Я вижу — люди теряют интерес друг к другу. Причин тому множество. Но вспомните
120-рублевую советскую интеллигенцию, у которой было очень сильное тяготение
друг к другу, был голод на контакты. Я думаю, что влиять или противостоять
власти может только интеллигенция, которая объединена. Диссиденты были
объединены — они повлияли на наше с вами сознание. А сейчас я вижу только
жуткую разобщенность.

— Может быть, это происходит от всеобщей растерянности:
люди не знают, что делать, как жить и куда идти...

— Я думаю — еще знают. Потому что, когда людям очень плохо,
они сбиваются в кучу. Если же говорить о тех представителях интеллигенции,
которые попадают в парламент, то они, к сожалению, очень быстро там ассимилируются.
Даже если изначально в них и присутствовали какие-то глобальные, чистые
порывы переделать мир... Люди, в принципе, выдерживают любые испытания,
за исключением двух — деньгами и властью. Я не знаю ни одного человека,
который бы не изменился, получив либо то, либо другое. Я, например, никогда
не получу власть, потому что я этого просто не хочу. Мои желания, вследствие
моей герметичности, как бы не выходят за пределы того художественного пространства,
которое я сама себе нарисовала.

— То есть они существуют только в творчестве? А что, все
остальное уже сложилось?

— У меня уже нет выбора. Мне хочется осуществить то, что
я задумала, — в творчестве.

«БЕДНЫЙ ХУДОЖНИК НЕ МОЖЕТ НИЧЕГО СОЗДАТЬ»

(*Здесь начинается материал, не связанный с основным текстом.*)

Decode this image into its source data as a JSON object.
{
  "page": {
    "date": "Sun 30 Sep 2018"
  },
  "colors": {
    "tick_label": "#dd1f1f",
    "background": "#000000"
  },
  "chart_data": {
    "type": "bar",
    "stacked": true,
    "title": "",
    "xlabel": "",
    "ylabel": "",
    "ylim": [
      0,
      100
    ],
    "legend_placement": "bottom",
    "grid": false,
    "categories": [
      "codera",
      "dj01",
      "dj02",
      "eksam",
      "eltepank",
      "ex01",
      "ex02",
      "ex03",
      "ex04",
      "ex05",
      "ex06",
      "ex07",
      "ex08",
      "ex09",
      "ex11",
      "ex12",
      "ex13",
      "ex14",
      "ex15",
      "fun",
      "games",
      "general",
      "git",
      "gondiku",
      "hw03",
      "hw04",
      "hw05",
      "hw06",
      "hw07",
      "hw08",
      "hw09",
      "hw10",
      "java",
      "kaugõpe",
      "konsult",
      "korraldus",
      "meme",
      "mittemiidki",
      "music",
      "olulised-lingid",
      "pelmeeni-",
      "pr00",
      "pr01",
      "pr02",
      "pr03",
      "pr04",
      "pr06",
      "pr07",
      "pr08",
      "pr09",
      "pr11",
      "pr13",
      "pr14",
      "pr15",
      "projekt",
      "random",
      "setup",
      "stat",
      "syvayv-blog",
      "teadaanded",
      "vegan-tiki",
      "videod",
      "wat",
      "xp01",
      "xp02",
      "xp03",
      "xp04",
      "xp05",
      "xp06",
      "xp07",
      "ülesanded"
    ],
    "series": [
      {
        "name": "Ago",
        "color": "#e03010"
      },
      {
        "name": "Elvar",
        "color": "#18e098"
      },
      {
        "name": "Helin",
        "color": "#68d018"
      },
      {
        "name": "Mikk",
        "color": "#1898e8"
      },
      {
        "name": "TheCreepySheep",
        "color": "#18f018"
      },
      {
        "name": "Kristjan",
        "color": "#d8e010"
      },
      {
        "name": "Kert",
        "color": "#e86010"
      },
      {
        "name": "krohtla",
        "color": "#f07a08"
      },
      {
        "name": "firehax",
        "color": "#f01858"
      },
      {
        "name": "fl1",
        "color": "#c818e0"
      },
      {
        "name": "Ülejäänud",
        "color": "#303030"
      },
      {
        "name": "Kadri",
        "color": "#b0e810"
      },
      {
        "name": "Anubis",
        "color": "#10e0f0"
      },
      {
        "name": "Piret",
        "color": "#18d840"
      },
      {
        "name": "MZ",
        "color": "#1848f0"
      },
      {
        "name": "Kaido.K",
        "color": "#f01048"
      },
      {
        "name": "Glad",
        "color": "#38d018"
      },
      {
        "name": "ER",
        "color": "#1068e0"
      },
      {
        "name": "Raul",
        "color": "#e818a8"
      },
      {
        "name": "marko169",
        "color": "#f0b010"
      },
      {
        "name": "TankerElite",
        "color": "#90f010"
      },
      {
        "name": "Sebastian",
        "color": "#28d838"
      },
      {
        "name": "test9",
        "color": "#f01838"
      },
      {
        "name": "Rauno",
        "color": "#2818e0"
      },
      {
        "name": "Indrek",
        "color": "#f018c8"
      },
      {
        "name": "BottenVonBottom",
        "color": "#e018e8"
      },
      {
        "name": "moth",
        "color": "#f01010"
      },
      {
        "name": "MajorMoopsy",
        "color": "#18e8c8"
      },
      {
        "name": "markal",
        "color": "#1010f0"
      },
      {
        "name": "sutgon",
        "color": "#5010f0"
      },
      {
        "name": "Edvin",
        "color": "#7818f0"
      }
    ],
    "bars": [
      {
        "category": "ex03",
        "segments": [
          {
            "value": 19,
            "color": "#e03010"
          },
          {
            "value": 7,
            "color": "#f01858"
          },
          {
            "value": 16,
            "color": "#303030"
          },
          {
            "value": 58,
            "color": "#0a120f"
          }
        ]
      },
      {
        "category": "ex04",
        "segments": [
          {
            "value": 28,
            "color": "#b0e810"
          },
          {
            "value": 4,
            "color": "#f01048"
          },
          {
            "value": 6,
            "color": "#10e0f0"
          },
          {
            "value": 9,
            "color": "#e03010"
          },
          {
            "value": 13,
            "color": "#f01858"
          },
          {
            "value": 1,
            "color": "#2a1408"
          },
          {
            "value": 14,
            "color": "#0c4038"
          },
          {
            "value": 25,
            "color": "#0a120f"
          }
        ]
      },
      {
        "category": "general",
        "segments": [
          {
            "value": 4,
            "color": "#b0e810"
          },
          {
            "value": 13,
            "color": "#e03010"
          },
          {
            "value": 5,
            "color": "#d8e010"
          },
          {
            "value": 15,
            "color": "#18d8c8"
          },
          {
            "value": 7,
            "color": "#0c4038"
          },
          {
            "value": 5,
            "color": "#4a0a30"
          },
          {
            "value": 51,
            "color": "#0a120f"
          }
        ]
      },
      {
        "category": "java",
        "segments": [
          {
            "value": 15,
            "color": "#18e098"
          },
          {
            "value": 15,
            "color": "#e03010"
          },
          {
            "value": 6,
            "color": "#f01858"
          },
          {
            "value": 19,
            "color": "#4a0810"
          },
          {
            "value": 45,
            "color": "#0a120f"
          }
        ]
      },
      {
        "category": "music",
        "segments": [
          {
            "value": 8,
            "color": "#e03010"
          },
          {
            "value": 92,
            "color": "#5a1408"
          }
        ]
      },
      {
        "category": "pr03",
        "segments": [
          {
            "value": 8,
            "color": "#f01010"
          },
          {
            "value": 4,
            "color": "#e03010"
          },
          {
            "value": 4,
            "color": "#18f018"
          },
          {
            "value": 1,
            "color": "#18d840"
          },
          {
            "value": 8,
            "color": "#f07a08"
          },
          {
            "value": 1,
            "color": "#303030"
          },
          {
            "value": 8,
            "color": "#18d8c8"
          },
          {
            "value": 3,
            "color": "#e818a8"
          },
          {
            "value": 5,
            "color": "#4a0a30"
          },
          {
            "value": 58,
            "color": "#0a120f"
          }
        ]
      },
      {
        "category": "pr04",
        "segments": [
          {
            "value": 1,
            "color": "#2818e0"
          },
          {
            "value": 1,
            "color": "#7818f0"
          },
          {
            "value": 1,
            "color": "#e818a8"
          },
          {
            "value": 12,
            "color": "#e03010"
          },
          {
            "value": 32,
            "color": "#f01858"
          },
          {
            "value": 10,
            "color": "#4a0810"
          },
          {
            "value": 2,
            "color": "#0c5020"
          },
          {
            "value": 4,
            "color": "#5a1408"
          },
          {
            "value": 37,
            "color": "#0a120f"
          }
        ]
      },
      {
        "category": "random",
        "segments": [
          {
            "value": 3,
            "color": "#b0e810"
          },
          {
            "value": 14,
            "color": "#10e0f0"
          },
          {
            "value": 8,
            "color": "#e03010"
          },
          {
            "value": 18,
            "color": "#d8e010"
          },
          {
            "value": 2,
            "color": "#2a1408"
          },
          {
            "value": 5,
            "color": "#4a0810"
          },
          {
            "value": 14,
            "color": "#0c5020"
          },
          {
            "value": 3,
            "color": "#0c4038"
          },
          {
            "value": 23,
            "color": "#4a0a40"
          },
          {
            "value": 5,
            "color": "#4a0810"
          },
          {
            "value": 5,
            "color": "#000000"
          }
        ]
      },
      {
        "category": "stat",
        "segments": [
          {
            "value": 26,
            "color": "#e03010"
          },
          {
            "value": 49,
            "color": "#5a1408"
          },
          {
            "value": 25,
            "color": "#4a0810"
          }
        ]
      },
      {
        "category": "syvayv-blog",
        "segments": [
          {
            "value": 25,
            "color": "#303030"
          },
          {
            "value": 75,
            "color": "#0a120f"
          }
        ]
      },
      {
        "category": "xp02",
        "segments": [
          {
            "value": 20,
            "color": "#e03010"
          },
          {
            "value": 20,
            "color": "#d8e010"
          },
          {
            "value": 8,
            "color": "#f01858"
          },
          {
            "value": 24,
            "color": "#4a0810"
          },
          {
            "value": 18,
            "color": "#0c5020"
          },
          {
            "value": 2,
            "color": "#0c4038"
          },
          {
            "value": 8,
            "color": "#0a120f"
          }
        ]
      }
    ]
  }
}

— Если уж вы упомянули о своей герметичности, то для чего
вы закрыты?

— Для слишком больших желаний.

— То есть вы не хотите ни власти, ни денег. Неужели вам
деньги не нужны?

— Деньги... Я вам больше скажу. Перед последней выставкой
была продана одна моя работа. Любая нормальная женщина пошла бы и купила
себе платье или туфли. А я сразу же заказала рамы. Хотя не могу сказать,
что в моем гардеробе уже все есть и мне прямо-таки ничего не надо. Но если
приходится выбирать между платьем и рамами — тогда, конечно, рамы. Потому
что это только так кажется, что художник может сидеть в своей мастерской,
которая обычно многим представляется этакой клоакой, переполненной бутылками
и крысами, не дай Бог, быть голодным и создавать там на пустом месте шедевры.
Все стоит денег. Сейчас это значительно явственнее проступило в нашем социуме.
Бедный художник не может ничего создавать. Ему просто не на чем и нечем
это делать. Можно, конечно, строить замки из песка и на песке, но дождь
пройдет и все смоет. А потом, я думаю, что, как ни парадоксально, но эту
ужасную поговорку о том, что художник должен быть голодным, придумали сами
художники, те, которые завидовали «сытым». То есть как бы на сытое брюхо
уже ничего не создашь. Хотя при советской власти художники в целом действительно
были гораздо более сытыми. Одни были этой властью прикормлены, а маргиналы
имели возможность сидеть в своих дворницких, бойлерных, получать там зарплату
и спокойно творить. Сейчас это все нереальные вещи. И уже нет таких художников,
которые (опять же таки вследствие перемен в нашем обществе) захотят сидеть
в бойлерных. Все художники хотят сидеть в галереях и продаваться.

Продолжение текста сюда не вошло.